Inference is a very tough business. It is my opinion (and likely the opinion of many others) that the margins will not sustain a typical "tech" business without continual investment to attempt to develop increasingly complex and expensive models, which itself is unprofitable.

humanizersequel 4 days ago | parent [-]

I don't disagree but you're moving the goalposts. I never said that they could achieve the profits of a typical tech business, just that they could be profitable. Also, the whole distilling problem doesn't happen if the model is proprietary.

mgh95 4 days ago | parent [-]

> I don't disagree but you're moving the goalposts. I never said that they could achieve the profits of a typical tech business, just that they could be profitable. Also, the whole distilling problem doesn't happen if the model is proprietary.

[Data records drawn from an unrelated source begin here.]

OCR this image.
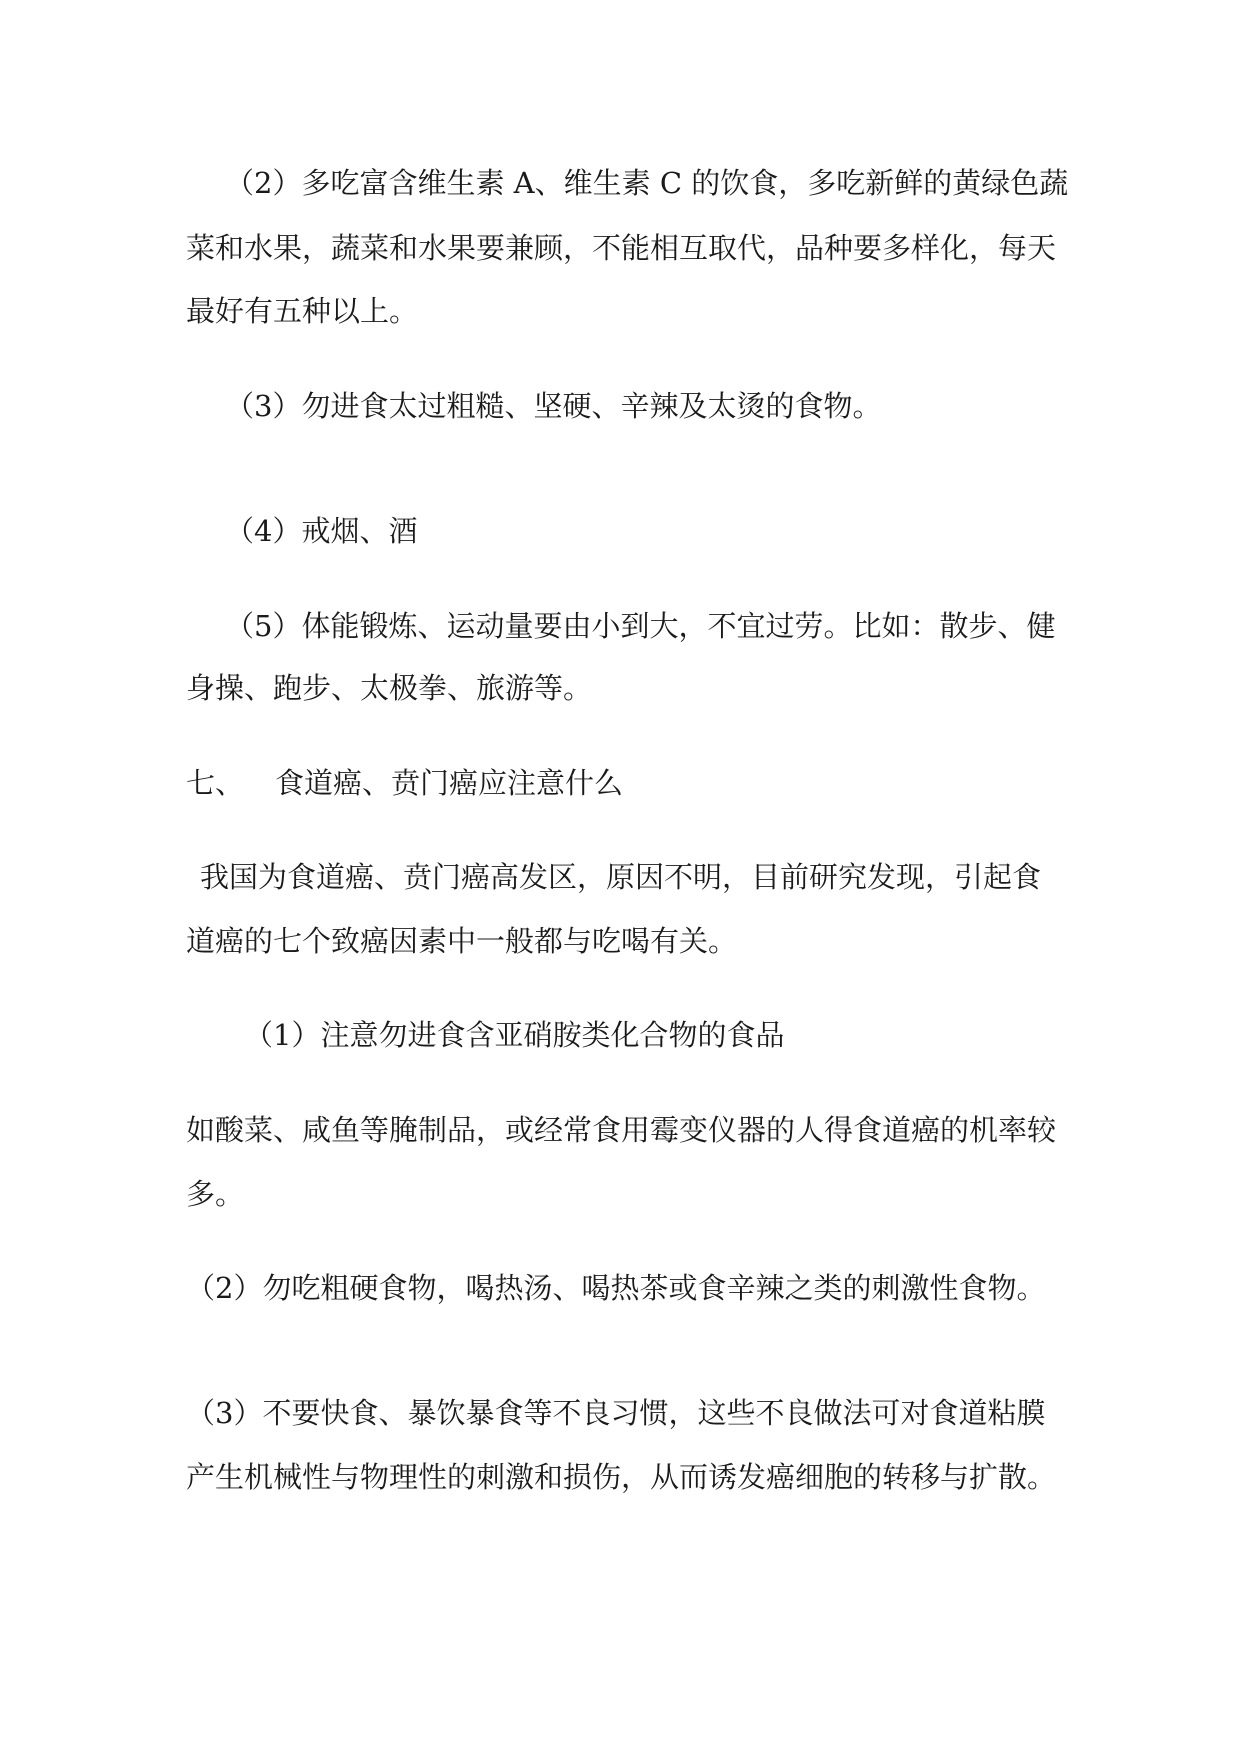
（2）多吃富含维生素 A、维生素 C 的饮食，多吃新鲜的黄绿色蔬
菜和水果，蔬菜和水果要兼顾，不能相互取代，品种要多样化，每天
最好有五种以上。
（3）勿进食太过粗糙、坚硬、辛辣及太烫的食物。
（4）戒烟、酒
（5）体能锻炼、运动量要由小到大，不宜过劳。比如：散步、健
身操、跑步、太极拳、旅游等。
七、 食道癌、贲门癌应注意什么
我国为食道癌、贲门癌高发区，原因不明，目前研究发现，引起食
道癌的七个致癌因素中一般都与吃喝有关。
（1）注意勿进食含亚硝胺类化合物的食品
如酸菜、咸鱼等腌制品，或经常食用霉变仪器的人得食道癌的机率较
多。
（2）勿吃粗硬食物，喝热汤、喝热茶或食辛辣之类的刺激性食物。
（3）不要快食、暴饮暴食等不良习惯，这些不良做法可对食道粘膜
产生机械性与物理性的刺激和损伤，从而诱发癌细胞的转移与扩散。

In the absence of typical software margins, they will be eroded by providers of "good enough" margins (AWS, Azure, GCP, etc.) who gain more profit from the bundled services than OpenAI does from the primary services. This has happened multiple times in history, either resulting in smaller businesses below IPO price (such as Elastic, Hashicorp, etc.) or outright bankruptcy.

Second, the distilling happens on the outputs of the model. Model distillation refers to the usage of a models outputs to train a secondary smaller model. Do not mistake distillation for training (or retraining) to sparse models. You can absolutely distill proprietary models. In fact, that is how DeekSeek-R1-Distill-Qwen and the DeepSeek-R1-Distill-Llama are trained. This also happens with Chinese startups distilling OpenAI models to resell [2].

The worst part is OpenAI is already having to provide APIs to do this [1]. This is not ideal, as OpenAI wants to lock people into (as much as possible) a single platform.

I really don't like OpenAIs market position here. I don't think it's long term profitable.